There’s more evidence of an immediate fatigue factor for women, as well. The players who win those long rallies are slightly better than their opponents, winning 50.7% of points on average. Immediately after a long rally, however, players win only 49% of points.  It’s not obvious to me why this should be the case. Perhaps the player who won the long rally worked a bit harder than her opponent, maybe putting all of her remaining effort into a groundstroke winner, or finishing the point with a couple of athletic shots at the net.

In any case, there’s no equivalent effect for men.  After winning a long rally, players win 51.1% of their next points, compared to an expected 50.8%. That’s either a very small momentum effect or, more likely, a bit of statistical noise.

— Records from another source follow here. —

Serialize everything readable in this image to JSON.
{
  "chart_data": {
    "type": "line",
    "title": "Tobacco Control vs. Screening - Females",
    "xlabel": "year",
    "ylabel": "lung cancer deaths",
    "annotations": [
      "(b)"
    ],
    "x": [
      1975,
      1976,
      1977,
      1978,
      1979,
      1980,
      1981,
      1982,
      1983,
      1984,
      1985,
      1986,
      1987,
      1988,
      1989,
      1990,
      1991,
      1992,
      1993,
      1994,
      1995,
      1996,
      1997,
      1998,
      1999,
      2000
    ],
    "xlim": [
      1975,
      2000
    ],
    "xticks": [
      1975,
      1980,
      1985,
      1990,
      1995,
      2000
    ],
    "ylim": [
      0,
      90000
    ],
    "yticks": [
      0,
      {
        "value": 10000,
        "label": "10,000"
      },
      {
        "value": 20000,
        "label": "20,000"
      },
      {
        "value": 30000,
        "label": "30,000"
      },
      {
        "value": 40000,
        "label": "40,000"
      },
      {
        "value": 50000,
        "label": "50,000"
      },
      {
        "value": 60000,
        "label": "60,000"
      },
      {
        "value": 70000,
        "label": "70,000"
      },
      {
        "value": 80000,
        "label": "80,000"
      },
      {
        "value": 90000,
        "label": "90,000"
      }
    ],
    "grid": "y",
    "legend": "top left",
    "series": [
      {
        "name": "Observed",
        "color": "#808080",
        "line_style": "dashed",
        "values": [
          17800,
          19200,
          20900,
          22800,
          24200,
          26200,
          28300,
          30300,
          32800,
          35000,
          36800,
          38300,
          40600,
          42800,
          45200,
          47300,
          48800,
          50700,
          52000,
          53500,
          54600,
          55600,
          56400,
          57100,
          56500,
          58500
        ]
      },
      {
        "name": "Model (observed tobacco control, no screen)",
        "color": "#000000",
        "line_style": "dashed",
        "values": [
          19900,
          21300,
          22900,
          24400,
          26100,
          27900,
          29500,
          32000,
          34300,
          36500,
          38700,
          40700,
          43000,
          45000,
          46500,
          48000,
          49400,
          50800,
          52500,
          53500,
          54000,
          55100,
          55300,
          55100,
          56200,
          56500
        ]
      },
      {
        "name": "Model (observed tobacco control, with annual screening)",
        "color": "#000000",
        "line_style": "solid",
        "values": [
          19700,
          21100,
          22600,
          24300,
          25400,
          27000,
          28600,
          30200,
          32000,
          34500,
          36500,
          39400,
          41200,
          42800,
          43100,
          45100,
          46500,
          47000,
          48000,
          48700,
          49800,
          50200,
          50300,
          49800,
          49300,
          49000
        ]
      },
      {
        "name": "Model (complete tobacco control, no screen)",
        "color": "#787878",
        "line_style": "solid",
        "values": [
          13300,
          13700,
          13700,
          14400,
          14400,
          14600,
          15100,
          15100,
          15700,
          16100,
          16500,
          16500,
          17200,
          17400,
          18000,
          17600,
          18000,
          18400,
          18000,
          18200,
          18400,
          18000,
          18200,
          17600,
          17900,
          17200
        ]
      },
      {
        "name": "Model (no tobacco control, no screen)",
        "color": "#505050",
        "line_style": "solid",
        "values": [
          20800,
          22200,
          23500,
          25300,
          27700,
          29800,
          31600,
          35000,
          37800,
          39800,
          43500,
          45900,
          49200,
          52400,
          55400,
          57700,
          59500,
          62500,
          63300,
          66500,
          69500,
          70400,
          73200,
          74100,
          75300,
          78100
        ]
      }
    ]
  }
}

Both men and women double fault more often than usual after a long rally, though the effect is much greater for women. Immediately following these points, women double fault 4.7% of the time, compared to an average of 3.3%. Men double fault 4.5% of the time after a long rally, compared to an expected rate of 4.2%.

Longer-term momentum

Beyond a slightly effect on the characteristics of the next point, does a long rally influence the outcome of the game? The evidence suggests that it doesn’t.

For each long rally, I identified whether the winner of the rally went on to win the game, as Vika did yesterday. I also combined the score after the long rally with the average rate of points won on the appropriate player’s serve to calculate the odds that, from such a score, the player who won the rally would go on to win the game. To use yesterday’s example, when Azarenka held game point at AD-40, her chances of winning the game were 77.6%.

For both men and women, there is no significant effect. Women who won long rallies went on to win 66.2% of those games, while they would have been expected to win 65.7%. Men won 64.4% of those games, compared to an expected rate of 64.1%.

With a much larger dataset, these findings might indicate a very slight momentum effect. But limited to under 1,000 long-rally points for each gender, the differences represent only a few games that went the way of the player who won the long point.

For now, we’ll have to conclude that the aftereffects of a long rally have a very short lifespan: barely one point for women, perhaps not even that long for men. These points may well have a greater effect on fans than they do on the players themselves.